Sustainable development, although a widely used phrase and idea, has many different meanings and therefore provokes many different responses. In broad terms, the concept of sustainable development is an attempt to combine growing concerns about a range of environmental issues with socio-economic issues. To aid understanding of these different policies this paper presents a classification and mapping of different trends of thought on sustainable development, their political and policy frameworks and their attitudes towards change and means of change. Sustainable development has the potential to address fundamental challenges for humanity, now and into the future. However, to do this, it needs more clarity of meaning, concentrating on sustainable livelihoods and well-being rather than well-having, and long term environmental sustainability, which requires a strong basis in principles that link the social and environmental to human equity.
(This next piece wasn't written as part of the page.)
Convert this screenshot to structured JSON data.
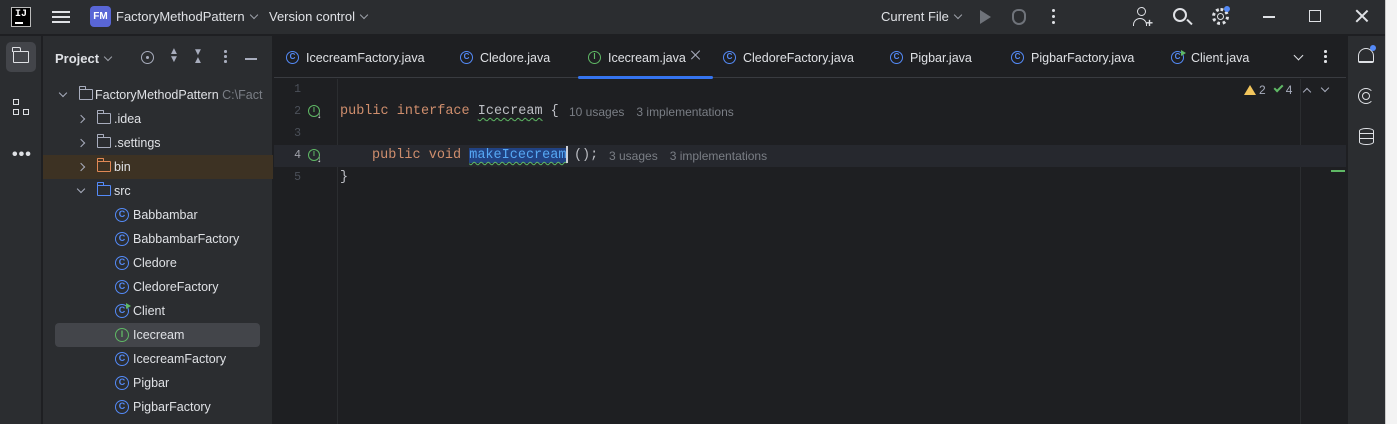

They have a handy chart for getting a bit of a visual orientation of the different trends that you could situate within an overarching notion of 'sustainable development'.
It has the axes:
- x: 'increasing environmental concerns', range runs from 'virtually none' through 'techno-centred' to 'eco-centred'
- y: 'increasing socio-economic well-being & equality concerns', range runs from 'inequality' to 'equality'
You also have bands named 'Status Quo', 'Reform', and 'Transformation'. Various movements are placed on the chart.
At the top right, those which are most eco-centred and most desiring of socio-economic well-being and equality, are ecofeminism, ecosocialism, social ecology and indigenous/'south' movements. They all fall into the 'Transformation' band.